As Hall’s group continued up the mountain, they discovered that there were no fixed lines. Hall would have to fix the lines himself, costing them more time.
The need to fix lines also produced a bottleneck at the top of the mountain, further dragging out the summit push.
The group continued to labour their way up the mountain, but the extra time cost its members valuable energy. One client, in particular, Doug Hansen, showed signs of dangerous exhaustion as the group neared the summit.
One of the mysteries in the aftermath of the tragedy is why Hall chose to continue to the summit even though the group had missed the 2 p.m. hard deadline to begin descending. Hall himself had established this deadline. He and other guides had learned from experience that it was the absolute latest that a group could start descending and still return to camp before nightfall.
A Storm on Everest
Rob Hall’s group made the summit and began to descend, but by this time, it was well after 3 p.m., and Hansen was showing signs of severe exhaustion.
As if to punish Hall for pushing his luck this far, the mountain became engulfed in a violent snowstorm. Already exhausted, Hansen became unable to continue on. The remaining guides and clients continued down the mountain while Hall stayed with Hansen, unable to abandon his client. Andy Harris, another Adventure Consultants guide, is reported to have joined Hall for a period of time, though his body was never found.
Hansen died a short while later and Rob Hall prepared to bivouac near a col just below the South Summit. He remained in radio contact for 30 more hours. Attempts to rescue him were unsuccessful due to the blizzard conditions. Hall was also insistent on the radio that he would be fine. He did not want others risking their lives to save him.
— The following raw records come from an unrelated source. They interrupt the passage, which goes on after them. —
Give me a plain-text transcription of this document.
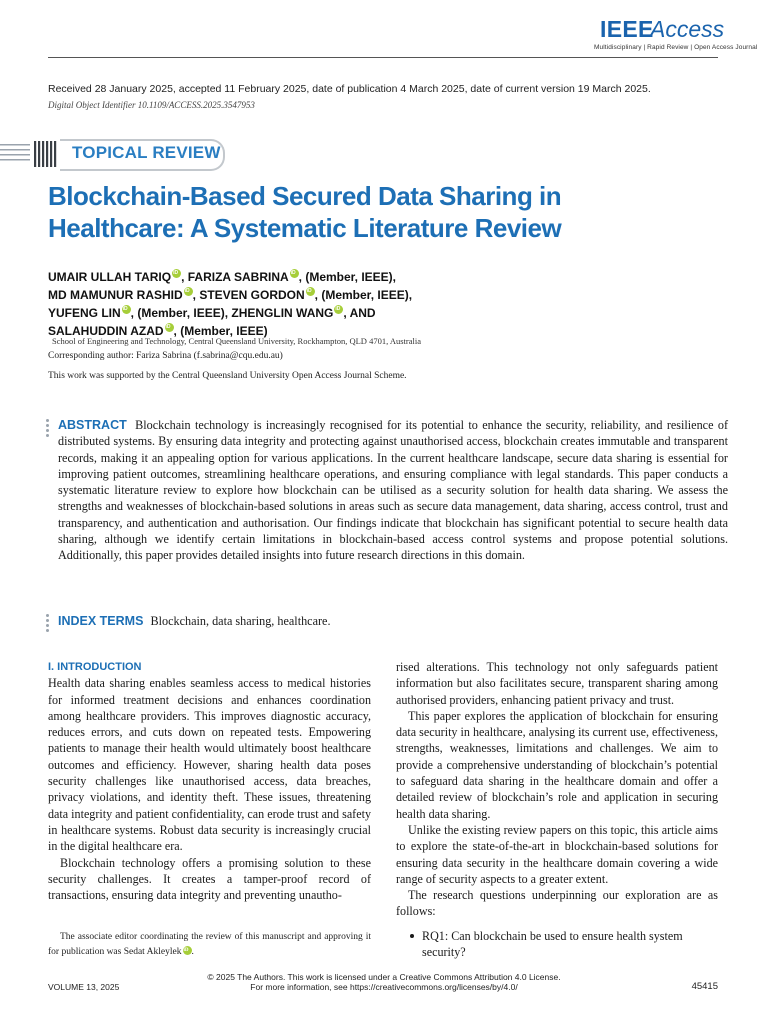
IEEE
Access
Multidisciplinary | Rapid Review | Open Access Journal
Received 28 January 2025, accepted 11 February 2025, date of publication 4 March 2025, date of current version 19 March 2025.
Digital Object Identifier 10.1109/ACCESS.2025.3547953
TOPICAL REVIEW
Blockchain-Based Secured Data Sharing in
Healthcare: A Systematic Literature Review
UMAIR ULLAH TARIQ iD , FARIZA SABRINA iD , (Member, IEEE),
MD MAMUNUR RASHID iD , STEVEN GORDON iD , (Member, IEEE),
YUFENG LIN iD , (Member, IEEE), ZHENGLIN WANG iD , AND
SALAHUDDIN AZAD iD , (Member, IEEE)
School of Engineering and Technology, Central Queensland University, Rockhampton, QLD 4701, Australia
Corresponding author: Fariza Sabrina (f.sabrina@cqu.edu.au)
This work was supported by the Central Queensland University Open Access Journal Scheme.
ABSTRACT Blockchain technology is increasingly recognised for its potential to enhance the security, reliability, and resilience of distributed systems. By ensuring data integrity and protecting against unauthorised access, blockchain creates immutable and transparent records, making it an appealing option for various applications. In the current healthcare landscape, secure data sharing is essential for improving patient outcomes, streamlining healthcare operations, and ensuring compliance with legal standards. This paper conducts a systematic literature review to explore how blockchain can be utilised as a security solution for health data sharing. We assess the strengths and weaknesses of blockchain-based solutions in areas such as secure data management, data sharing, access control, trust and transparency, and authentication and authorisation. Our findings indicate that blockchain has significant potential to secure health data sharing, although we identify certain limitations in blockchain-based access control systems and propose potential solutions. Additionally, this paper provides detailed insights into future research directions in this domain.
INDEX TERMS Blockchain, data sharing, healthcare.

I. INTRODUCTION

Health data sharing enables seamless access to medical histories for informed treatment decisions and enhances coordination among healthcare providers. This improves diagnostic accuracy, reduces errors, and cuts down on repeated tests. Empowering patients to manage their health would ultimately boost healthcare outcomes and efficiency. However, sharing health data poses security challenges like unauthorised access, data breaches, privacy violations, and identity theft. These issues, threatening data integrity and patient confidentiality, can erode trust and safety in healthcare systems. Robust data security is increasingly crucial in the digital healthcare era.

Blockchain technology offers a promising solution to these security challenges. It creates a tamper-proof record of transactions, ensuring data integrity and preventing unautho-

The associate editor coordinating the review of this manuscript and approving it for publication was Sedat Akleylek iD .

rised alterations. This technology not only safeguards patient information but also facilitates secure, transparent sharing among authorised providers, enhancing patient privacy and trust.

This paper explores the application of blockchain for ensuring data security in healthcare, analysing its current use, effectiveness, strengths, weaknesses, limitations and challenges. We aim to provide a comprehensive understanding of blockchain’s potential to safeguard data sharing in the healthcare domain and offer a detailed review of blockchain’s role and application in securing health data sharing.

Unlike the existing review papers on this topic, this article aims to explore the state-of-the-art in blockchain-based solutions for ensuring data security in the healthcare domain covering a wide range of security aspects to a greater extent.

The research questions underpinning our exploration are as follows:

RQ1: Can blockchain be used to ensure health system security?
© 2025 The Authors. This work is licensed under a Creative Commons Attribution 4.0 License.
For more information, see https://creativecommons.org/licenses/by/4.0/
VOLUME 13, 2025	45415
After more than 30 hours high up on the mountain, Hall grew increasingly scarce on the radio. Eventually, he ceased contact altogether.
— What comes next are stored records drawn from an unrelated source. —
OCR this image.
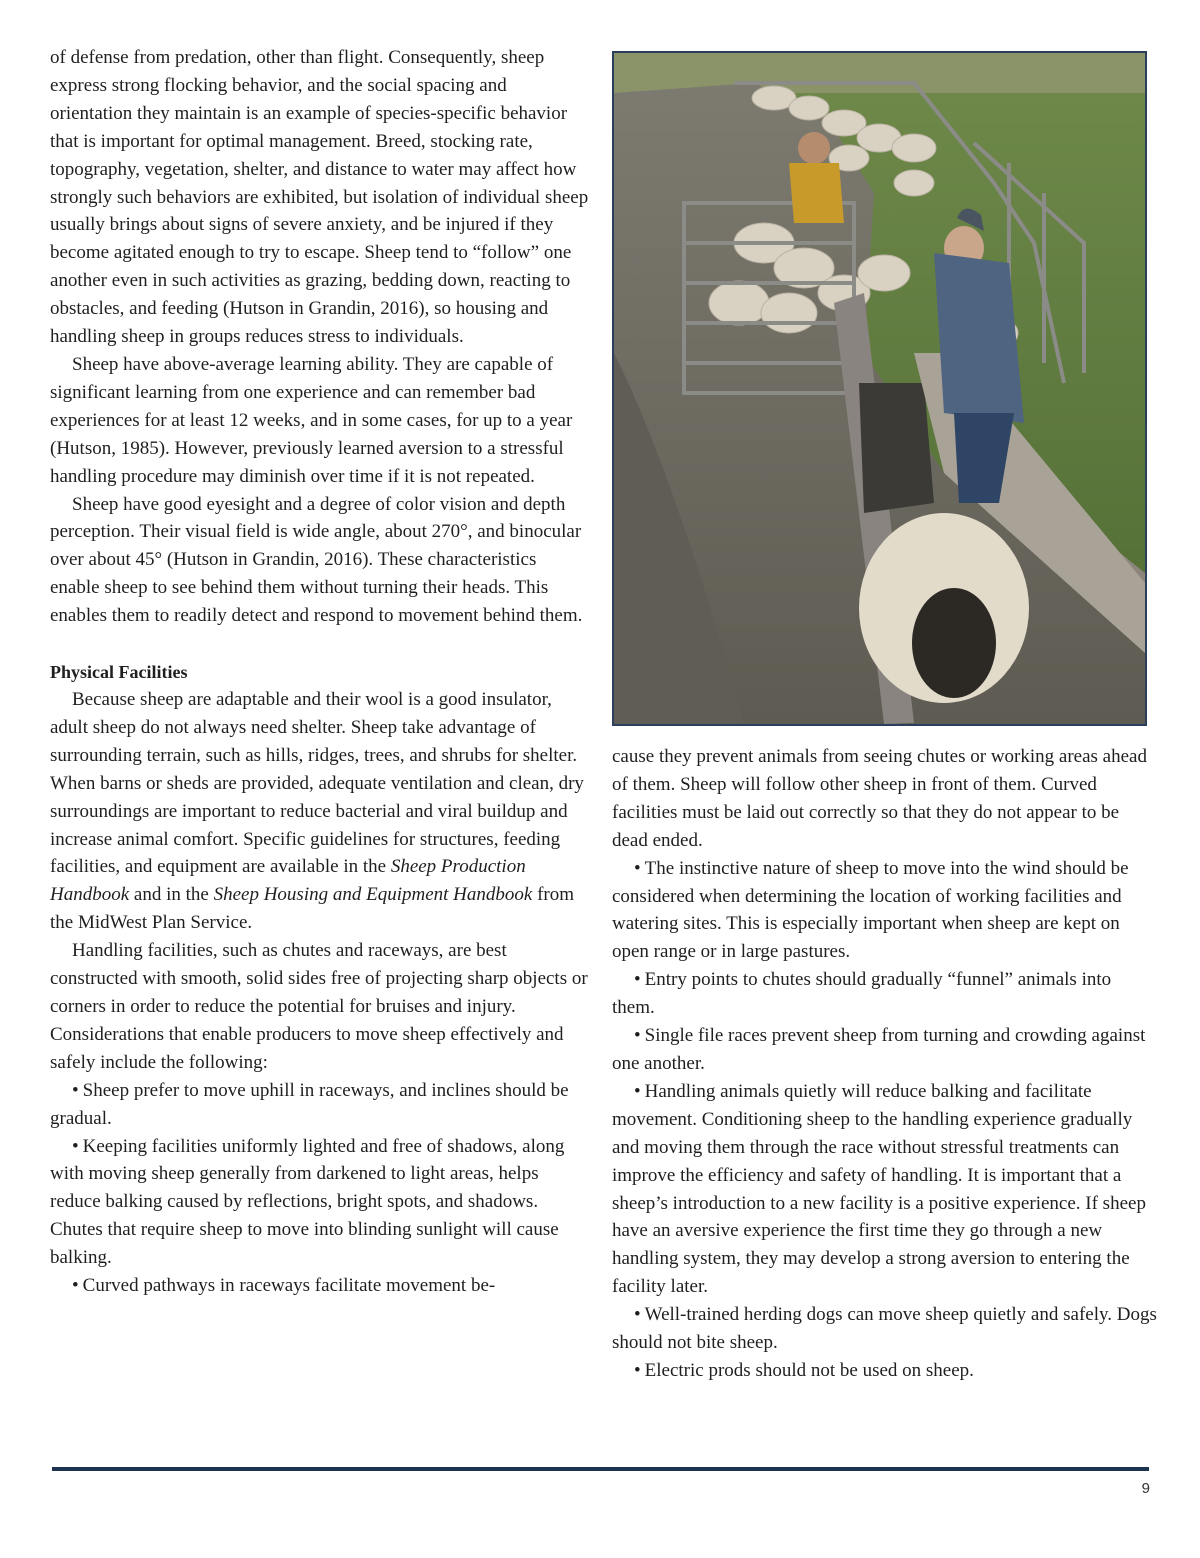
of defense from predation, other than flight. Consequently, sheep express strong flocking behavior, and the social spacing and orientation they maintain is an example of species-specific behavior that is important for optimal management. Breed, stocking rate, topography, vegetation, shelter, and distance to water may affect how strongly such behaviors are exhibited, but isolation of individual sheep usually brings about signs of severe anxiety, and be injured if they become agitated enough to try to escape. Sheep tend to “follow” one another even in such activities as grazing, bedding down, reacting to obstacles, and feeding (Hutson in Grandin, 2016), so housing and handling sheep in groups reduces stress to individuals.

Sheep have above-average learning ability. They are capable of significant learning from one experience and can remember bad experiences for at least 12 weeks, and in some cases, for up to a year (Hutson, 1985). However, previously learned aversion to a stressful handling procedure may diminish over time if it is not repeated.

Sheep have good eyesight and a degree of color vision and depth perception. Their visual field is wide angle, about 270°, and binocular over about 45° (Hutson in Grandin, 2016). These characteristics enable sheep to see behind them without turning their heads. This enables them to readily detect and respond to movement behind them.

Physical Facilities

Because sheep are adaptable and their wool is a good insulator, adult sheep do not always need shelter. Sheep take advantage of surrounding terrain, such as hills, ridges, trees, and shrubs for shelter. When barns or sheds are provided, adequate ventilation and clean, dry surroundings are important to reduce bacterial and viral buildup and increase animal comfort. Specific guidelines for structures, feeding facilities, and equipment are available in the Sheep Production Handbook and in the Sheep Housing and Equipment Handbook from the MidWest Plan Service.

Handling facilities, such as chutes and raceways, are best constructed with smooth, solid sides free of projecting sharp objects or corners in order to reduce the potential for bruises and injury. Considerations that enable producers to move sheep effectively and safely include the following:

• Sheep prefer to move uphill in raceways, and inclines should be gradual.

• Keeping facilities uniformly lighted and free of shadows, along with moving sheep generally from darkened to light areas, helps reduce balking caused by reflections, bright spots, and shadows. Chutes that require sheep to move into blinding sunlight will cause balking.

• Curved pathways in raceways facilitate movement be-

cause they prevent animals from seeing chutes or working areas ahead of them. Sheep will follow other sheep in front of them. Curved facilities must be laid out correctly so that they do not appear to be dead ended.

• The instinctive nature of sheep to move into the wind should be considered when determining the location of working facilities and watering sites. This is especially important when sheep are kept on open range or in large pastures.

• Entry points to chutes should gradually “funnel” animals into them.

• Single file races prevent sheep from turning and crowding against one another.

• Handling animals quietly will reduce balking and facilitate movement. Conditioning sheep to the handling experience gradually and moving them through the race without stressful treatments can improve the efficiency and safety of handling. It is important that a sheep’s introduction to a new facility is a positive experience. If sheep have an aversive experience the first time they go through a new handling system, they may develop a strong aversion to entering the facility later.

• Well-trained herding dogs can move sheep quietly and safely. Dogs should not bite sheep.

• Electric prods should not be used on sheep.

9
Several other tragedies were unfolding at the same time and would increase the body count on Everest:
- Yasuko Namba, the oldest woman to have submitted Everest at the time, died during the descent in the blizzard.
- Three Indian climbers died on the North Ridge on the same night.
- Scott Fisher, lead guide of the Mountain Madness expedition, died during the descent after summitting at 3:45 p.m. He was probably suffering from altitude sickness, further compounded by the blizzard’s effects.
A Tragedy Widely Covered
The tragedy received international coverage due to the reporting from Jon Krakauer, an American journalist on assignment from Outside Magazine. Krakauer went on to write a best-selling account of the incident called Into Thin Air. The book proved to be somewhat contentious in the mountaineering community. Some mountaineers felt that Krakauer, as a mere journalist with no other 8,000m experience, should not have criticized the decisions of experts as much as he did. Others felt that Krakauer offered a fair analysis of the situation. He boldly addressed the ‘expert halo’ often assigned to leaders.
The Fate of Rob Hall’s Body
In 2004, a team of 31 Nepalese Sherpas left Katmandhu on a mission to remove the bodies of four or five climbers as well as a few tons of rubbish. It is nearly impossible for climbers to salvage the bodies of their fallen compatriots during the actual climb. In the death zone above 8,000m, climbers are too fatigued to lower the immobile, frozen bodies of their brethren. The fallen are left where they die and often remain there for eternity. Only half of the 300 bodies on the mountain have been removed.
While some bodies are inaccessible, others are closer to the main route and are easier to transport. “It’s not good to leave dead bodies there. The mountain is also a source of water,” explained Namgyal Sherpa, the expedition leader. Not only are the bodies harrowing for future climbers, but they are also a violation of Nepalese law and customs.
Jan Arnold, Hall’s widow, expressed her wishes for her husband’s body to remain on the mountain. It is “where he’d like to have stayed,” and his body is far from the main route. In fact, it wasn’t even discovered until 1999, three years after the accident. To this day, Hall’s body remains frozen below the South Summit, forever a tribute to that fateful day.